Care essential 5
Prevent infection.
Ventilator-associated pneumonia
(VAP) is a major complication of mechanical
ventilation. Much research
has focused on how best to prevent
VAP. The Institute for Healthcare Improvement
includes the following
components in its best-practices VAP
prevention “bundle”:
• Keep the head of the bed elevated
30 to 45 degrees at all times, if
patient condition allows. Healthcare
providers tend to overestimate
bed elevation, so gauge it
by looking at the bed frame
rather than by simply estimating.
• Every day, provide sedation “vacations”

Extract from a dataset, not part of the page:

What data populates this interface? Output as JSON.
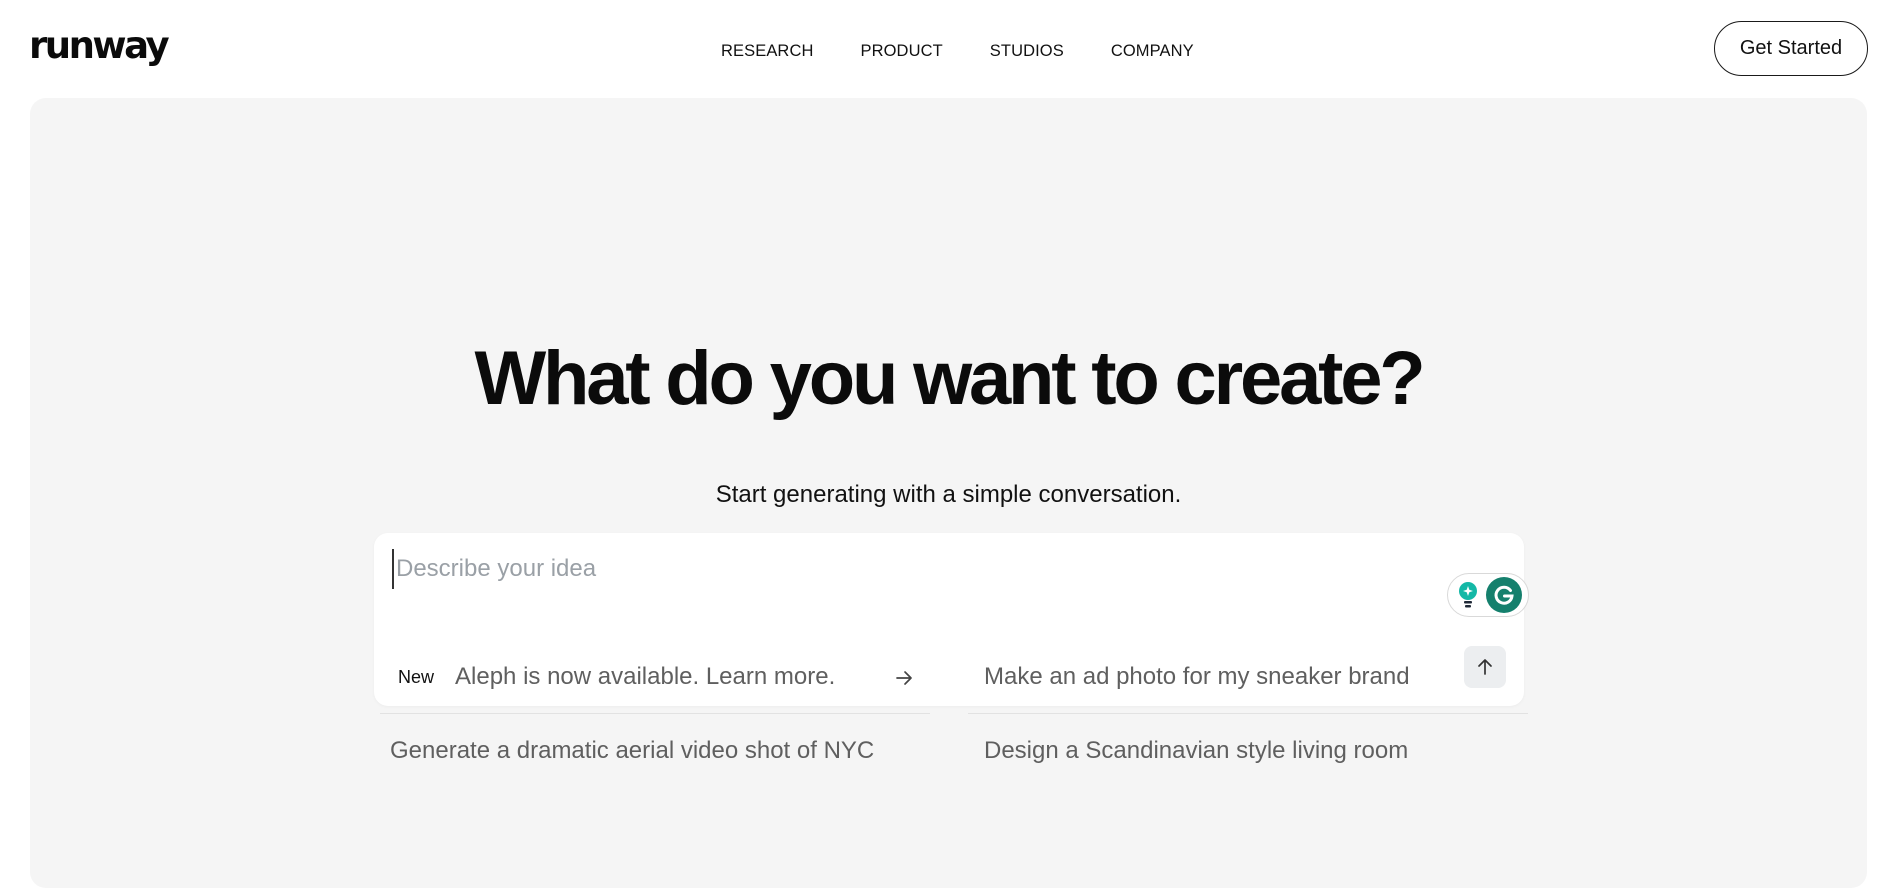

and assess readiness to extubate,
indicated by vital signs and
arterial blood gas values within
normal ranges as well as the patient
taking breaths on her own.
• Provide peptic ulcer disease prophylaxis,
as with a histamine-2
blocker such as famotidine.
• Provide deep vein thrombosis
prophylaxis, as with an intermittent
compression device.
• Perform oral care with chlorhexidine
daily.
Other measures that decrease
VAP risk include extubating the patient
as quickly as possible, performing
range-of-motion exercisesand patient turning and positioning
to prevent the effects of muscle disuse,
having the patient sit up when
possible to improve gas exchange,
and providing appropriate nutrition
to prevent a catabolic state. Assess
the patient’s tolerance when she
performs an activity by checking vital
signs, oxygenation status, and
pain and agitation levels.
Keeping bacteria out of oral secretions
also reduces VAP risk. Use
an endotracheal tube with a suction
lumen above the endotracheal cuff
to allow continuous suctioning of
tracheal secretions that accumulate
in the subglottic area. Don’t routinely
change the ventilator circuit
or tubing. Brush the patient’s teeth
at least twice a day and provide
oral moisturizers every 2 to 4 hours.